You have to pick a short range of humidity when you build and store things on your layout. I use 50% +/- 15%. I can almost hear creaking when it gets down to 35%, and fear wood splitting. On the other hand, here in the PNW, we often run over 90% in the winter months. I have to run a dehumidifier between October and late April.


----------



## mesenteria (Oct 29, 2015)

MoSeS_1592 said:


> You mean the metal rails expanding, yes? I assume if the plastic ties are adhered to the wood then in theory the metal rails will be able to slide a bit within the ties themselves?


It's not the rails sliding so much as their ends abutting. When there's no room left at a joint, and the rail ends are hard againt each other already, something else has to accommodate the expanding rails. But it's minor...about 0.25" in Code 100 nickel-silver over 100 feet with a rise of 30 deg F. Two or three 1/16" gaps here and there on a layout's tangent rails will help to deal with that.
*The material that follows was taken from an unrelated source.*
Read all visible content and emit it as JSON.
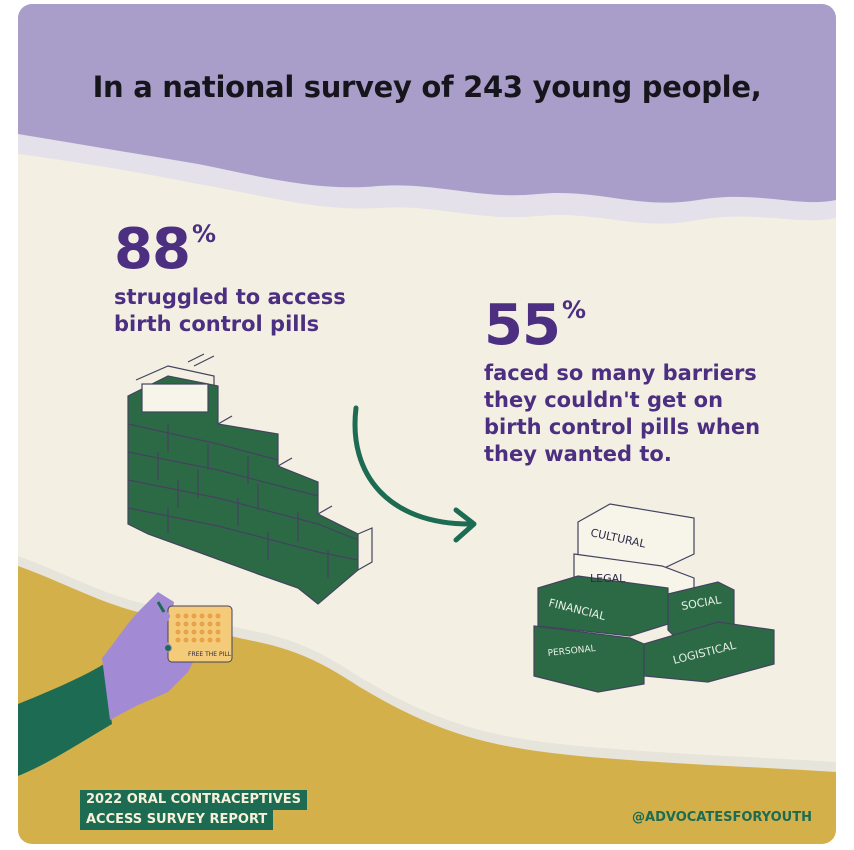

Some of us leave several unsoldered joiners in place with a noticeable gap between the rail ends along tangents so that rails can close when the drier months happen and we don't run a humidifier...or want to.


----------



## MoSeS_1592 (Dec 16, 2019)

Thanks for all the great info. Given what has been discussed I think I am going to try using some double sided tape to adhere the track. Each track Terminus will be 1/2 inch from each wall so there will be some room for expansion if need be. On the off-chance the wood expands too much all that will happen is the track will simply loosen from the tape and nothing will get damaged. Fortunately I'm not worried about the cosmetics because the track itself and the top of the wood rail will be hidden from sight because it's so high up towards the ceiling. Where the curve is my plan is to let that part of the track just sit passively on the wooden rail, that way there's room for expansion if the track needs to expand or the wood wants to expand. I used varathane wood stain and also left 1/8" gaps between the wood rail planks to allow for expansion. Again, thanks for all the good advice, it's very much appreciated!


----------



## MoSeS_1592 (Dec 16, 2019)

For reference I have completed my project and it came out great. I ended up using 3M/Scotch transparent double-sided adhesive mounting squares spaced roughly 12 inches apart and it worked out perfectly. The squares are about 1mm thick so the track sits off of the wood a bit which I believe helps with muffling the sound a bit. The pads are invisible, allow for expansion/contraction of the wood, and if I ever need to service something I can get a flathead screwdriver and hair drier (hot air) and cleanly pull the track off of the adhesive square to lift it, reposition a section, etc.


----------



## Mark VerMurlen (Aug 15, 2015)

Good to hear you found a solution that's working well for you. Happy railroading!


----------